Ken Futch speaks at an Aflac sales rally.

It would take three years before Futch would get an inkling of what he might like to do, and another seven years before he was able to pull it off. His vision for the future struck him while sitting in the Fox Theater where Zig Ziggler, Art Linkletter and other famous speakers and comedians were performing in one of Atlanta's top-billed motivational seminars. "I knew that's what I wanted to do, I just didn't know how to do it," he says.

To develop professional speaking skills, he joined Toastmasters and entered every competition the organization offered. It wasn't long before he found himself president of the Georgia Speakers Association and a Toastmasters International humor champion.

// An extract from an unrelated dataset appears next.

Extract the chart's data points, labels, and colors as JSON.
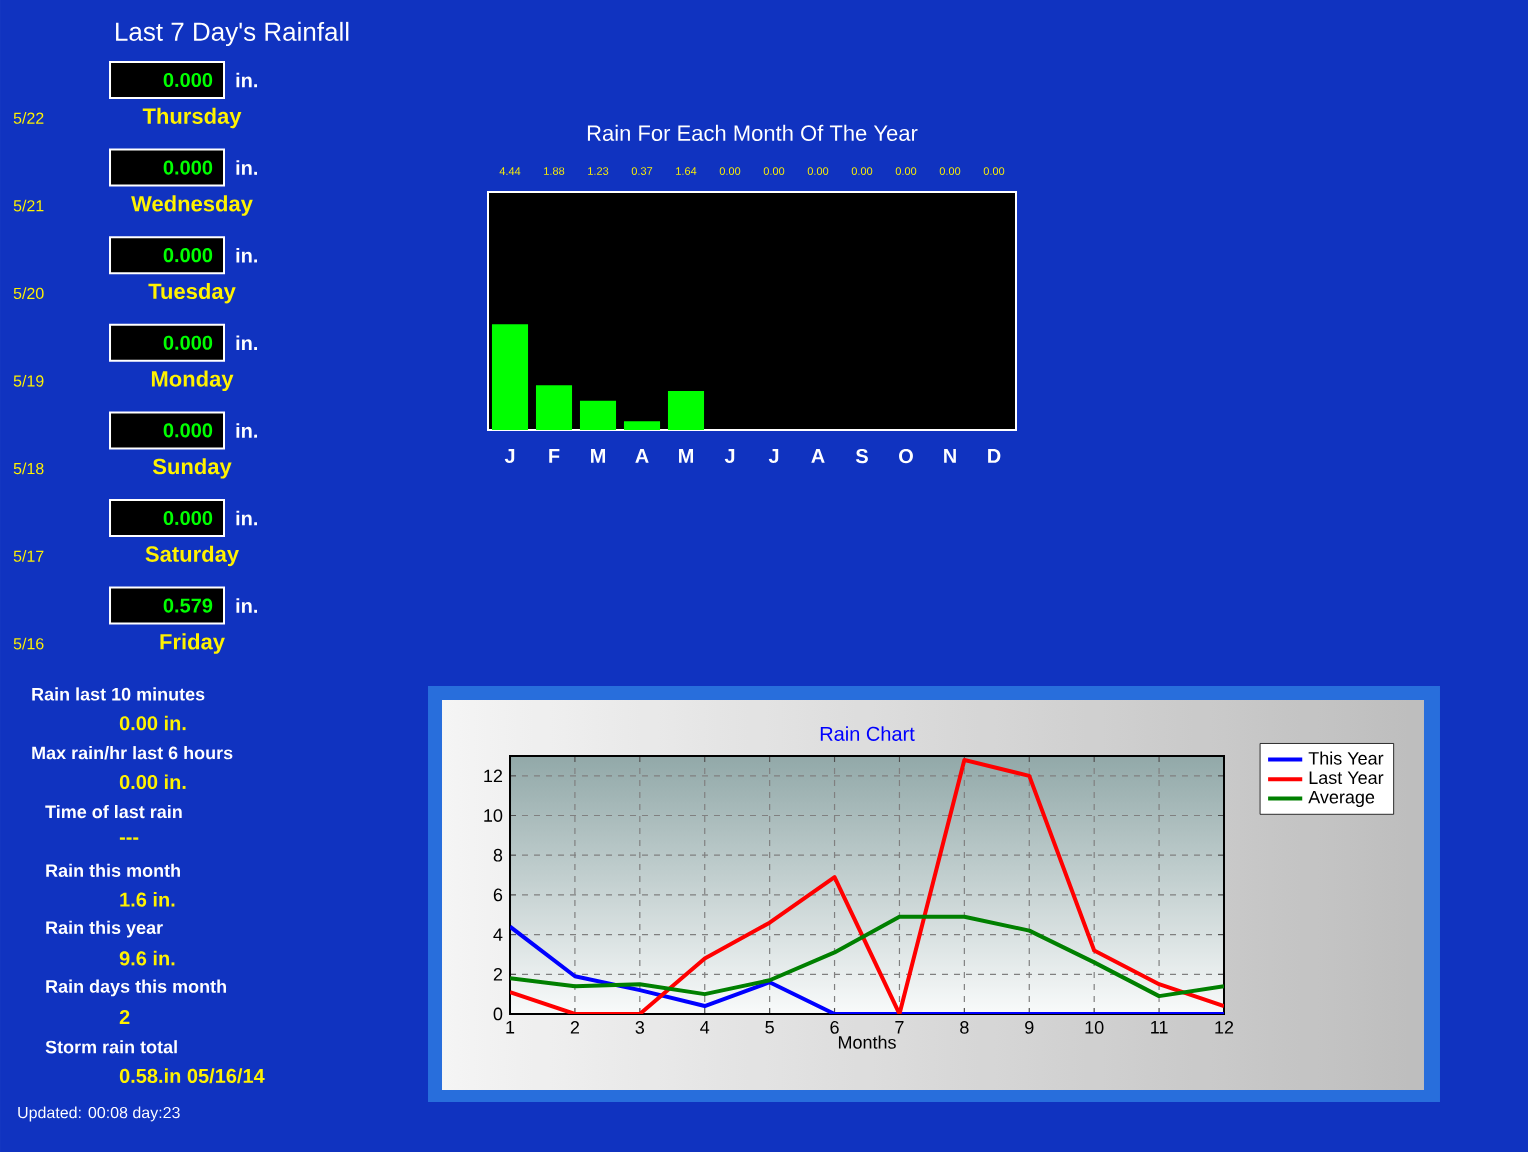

The promotion to instruct at the AT&T sales school in Denver, Colorado allowed him the opportunity to exercise and hone his speaking skills on a daily basis. It also later provided him with much-needed contacts to get his new business off the ground.

The final push to make the actual leap, however, came in the form of a buy-out contract. "AT&T was downsizing and they offered me a package to leave as well as the option to stay. It was the toughest decision of my life," he says.

In the end, the decision to finally break into something new came from a single consideration. "Bottom-line, I didn't want to be 65 and have my grandson ask why I never became a professional speaker," Futch says. "I didn't want to say that I didn't have the courage to try. I'd rather say I tried, I starved, then I got a real job."

Now, at 61, he delivers more than 100 high-impact programs annually for corporations that count among the Fortune 500, including GE, Coca-Cola, NCR, Pepsico, Volvo, AT&T, Scientific Atlanta, Aflac, Merrill-Lynch, Prudential and GulfStream. He has trained over 100,000 people in seminars presented throughout North America and Europe.

A passionate believer in lifelong learning, Futch has continued his own development by completing a five-year educational and experiential process, earning the designation of Certified Speaking Professional (CSP) from the National Speakers Association.

Futch maintains there is a single key to finding opportunity in any situation, even in the darkest moments of life. "It's not what you look at," he says. "It's what you see."